Young Men And Women In Tampa Bay Earn Nearly The Same Pay. That’s A Good Start | Editorial

This article represents the opinion of the Tampa Bay Times Editorial Board.

Two pennies on the dollar. That’s how close the gender pay gap is to closing among younger workers in the Tampa Bay area, where a woman under 30 earns 98 cents for every dollar a man is paid. In the Miami metro area, it’s within a penny. And in Gainesville it’s switched; women under 30 earn $1.10 for every dollar a man makes. In fact, in only three metro areas in America do women under 30 do better comparatively than in Gainesville.

That good news comes from a Pew Research Center analysis of 2019 Census Bureau data. In 22 of 250 U.S. metro areas, women under 30 earn as much or more than men. In another 107 metros, women earned 90 percent or more of what men did. The analysis looked at full-time workers between 16 and 29 and measured the median wage — half make more, half make less — in each metro area.

The study didn’t look at educational levels, wage parity within a field or any other finer-grained measurements. It didn’t distinguish between a teenager working at Target full time or a 29-year-old woman striving to make partner at a large law firm. Studies of men and women with the same education levels and experience who do the same jobs often find little or no pay gap. The overall gap appears for a host of other reasons, including that more women end up in lower-paying fields, fewer women rise into high-paying upper management positions, and of course, the well-established financial penalty that women take for having children.

You could consider the Pew study’s lack of specificity a weakness, or perhaps it’s a strength. While it doesn’t show if there are pay gaps within a particular field like construction, teaching or health care, it does demonstrate that across all jobs, there is no longer a yawning pay canyon, at least in many Florida cities. Indeed, Ocala and Daytona Beach are the only Florida metros where younger women failed to make within 10 percent of what men did.

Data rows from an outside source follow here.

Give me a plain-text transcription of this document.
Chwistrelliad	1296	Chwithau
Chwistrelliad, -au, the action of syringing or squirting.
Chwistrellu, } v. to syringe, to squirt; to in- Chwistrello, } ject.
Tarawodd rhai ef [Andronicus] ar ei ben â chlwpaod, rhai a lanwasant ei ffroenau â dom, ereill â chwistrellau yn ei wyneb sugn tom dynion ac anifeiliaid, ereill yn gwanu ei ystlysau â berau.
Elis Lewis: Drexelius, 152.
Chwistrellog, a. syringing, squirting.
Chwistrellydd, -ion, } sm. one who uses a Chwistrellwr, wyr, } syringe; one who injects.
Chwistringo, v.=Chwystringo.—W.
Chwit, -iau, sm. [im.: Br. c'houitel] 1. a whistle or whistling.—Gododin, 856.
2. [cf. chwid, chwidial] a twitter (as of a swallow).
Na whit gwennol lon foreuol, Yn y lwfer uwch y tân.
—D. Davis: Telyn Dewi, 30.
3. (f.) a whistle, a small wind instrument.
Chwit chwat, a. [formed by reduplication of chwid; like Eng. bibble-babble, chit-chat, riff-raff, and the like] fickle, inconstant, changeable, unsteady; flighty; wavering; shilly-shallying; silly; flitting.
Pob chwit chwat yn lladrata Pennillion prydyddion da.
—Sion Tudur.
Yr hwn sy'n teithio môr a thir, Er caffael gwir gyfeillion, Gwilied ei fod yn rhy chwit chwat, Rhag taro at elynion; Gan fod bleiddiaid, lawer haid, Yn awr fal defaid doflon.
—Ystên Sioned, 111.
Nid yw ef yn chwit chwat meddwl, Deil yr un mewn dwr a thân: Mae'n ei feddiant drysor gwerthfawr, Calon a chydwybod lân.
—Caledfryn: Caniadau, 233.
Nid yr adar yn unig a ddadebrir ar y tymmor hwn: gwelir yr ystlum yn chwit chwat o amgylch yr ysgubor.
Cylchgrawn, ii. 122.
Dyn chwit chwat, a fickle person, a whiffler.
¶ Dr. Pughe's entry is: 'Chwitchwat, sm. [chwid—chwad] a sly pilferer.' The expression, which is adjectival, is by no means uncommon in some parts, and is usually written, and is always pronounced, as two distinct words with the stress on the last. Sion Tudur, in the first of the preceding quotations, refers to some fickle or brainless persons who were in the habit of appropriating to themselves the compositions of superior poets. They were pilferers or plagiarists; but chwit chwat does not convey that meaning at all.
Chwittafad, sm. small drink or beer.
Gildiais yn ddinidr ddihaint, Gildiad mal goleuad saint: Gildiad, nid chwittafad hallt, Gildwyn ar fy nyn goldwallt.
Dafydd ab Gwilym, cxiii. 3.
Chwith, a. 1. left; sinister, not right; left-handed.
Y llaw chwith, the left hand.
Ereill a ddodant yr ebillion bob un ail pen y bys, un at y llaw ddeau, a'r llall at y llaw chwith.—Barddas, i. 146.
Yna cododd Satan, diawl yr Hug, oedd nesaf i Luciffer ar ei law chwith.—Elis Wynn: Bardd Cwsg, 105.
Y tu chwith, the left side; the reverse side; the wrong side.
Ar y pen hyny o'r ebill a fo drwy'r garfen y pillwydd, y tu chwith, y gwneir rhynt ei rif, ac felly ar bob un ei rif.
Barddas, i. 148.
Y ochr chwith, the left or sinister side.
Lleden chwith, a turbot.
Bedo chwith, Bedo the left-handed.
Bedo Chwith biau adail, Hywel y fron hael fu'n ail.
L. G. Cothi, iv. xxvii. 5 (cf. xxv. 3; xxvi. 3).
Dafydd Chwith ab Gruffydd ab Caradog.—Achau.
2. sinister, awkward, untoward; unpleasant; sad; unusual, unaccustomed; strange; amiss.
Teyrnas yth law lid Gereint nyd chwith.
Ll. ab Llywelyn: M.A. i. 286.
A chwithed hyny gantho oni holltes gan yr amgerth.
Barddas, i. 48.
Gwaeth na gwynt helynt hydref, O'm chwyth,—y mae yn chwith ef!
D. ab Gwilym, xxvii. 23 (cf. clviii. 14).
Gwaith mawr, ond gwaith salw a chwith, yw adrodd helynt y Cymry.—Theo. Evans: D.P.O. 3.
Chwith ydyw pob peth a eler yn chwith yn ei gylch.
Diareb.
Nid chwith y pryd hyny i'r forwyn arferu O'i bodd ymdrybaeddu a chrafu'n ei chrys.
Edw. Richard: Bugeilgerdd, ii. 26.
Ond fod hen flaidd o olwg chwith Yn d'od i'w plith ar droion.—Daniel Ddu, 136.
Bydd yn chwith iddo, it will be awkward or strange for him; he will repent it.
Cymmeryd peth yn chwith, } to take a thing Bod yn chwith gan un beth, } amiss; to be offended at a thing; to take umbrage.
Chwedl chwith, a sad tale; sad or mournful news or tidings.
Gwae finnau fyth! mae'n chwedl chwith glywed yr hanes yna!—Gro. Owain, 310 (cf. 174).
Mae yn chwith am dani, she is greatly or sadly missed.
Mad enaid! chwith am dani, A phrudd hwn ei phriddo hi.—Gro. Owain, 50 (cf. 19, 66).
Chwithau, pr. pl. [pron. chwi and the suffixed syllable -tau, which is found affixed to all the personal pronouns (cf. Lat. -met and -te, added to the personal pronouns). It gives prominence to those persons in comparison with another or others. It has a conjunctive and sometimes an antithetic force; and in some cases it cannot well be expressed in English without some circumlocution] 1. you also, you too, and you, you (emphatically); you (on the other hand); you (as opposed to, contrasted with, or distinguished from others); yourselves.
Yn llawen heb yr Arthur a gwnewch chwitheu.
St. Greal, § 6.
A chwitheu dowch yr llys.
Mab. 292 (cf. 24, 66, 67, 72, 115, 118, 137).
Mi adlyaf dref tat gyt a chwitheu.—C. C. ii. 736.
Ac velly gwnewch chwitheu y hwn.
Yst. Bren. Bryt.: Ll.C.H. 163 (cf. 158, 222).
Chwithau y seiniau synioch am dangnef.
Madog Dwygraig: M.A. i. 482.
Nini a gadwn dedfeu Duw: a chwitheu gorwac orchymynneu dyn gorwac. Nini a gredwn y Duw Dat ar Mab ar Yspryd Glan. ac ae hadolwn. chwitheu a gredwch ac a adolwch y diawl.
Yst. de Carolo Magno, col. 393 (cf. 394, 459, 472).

So in an era still dealing with #MeToo and sex and gender discrimination in the workplace, growing wage parity among younger workers is great news. But there’s plenty of middling news — and some plain troubling — as well. First, while the earnings gap may not be great, neither are the earnings themselves. Nearly all of the Florida cities fell in the bottom half of annual median wages among the 250 metro areas that Pew studied. In Tampa Bay, for example, men under 30 outearn women by only $544 a year. But men only make a median of $30,544 a year and women, $30,000. For both men and women, that’s less than $15 an hour. Neither a younger man nor a younger woman is going to be buying a house or fully loading up a 401(k) on those median wages.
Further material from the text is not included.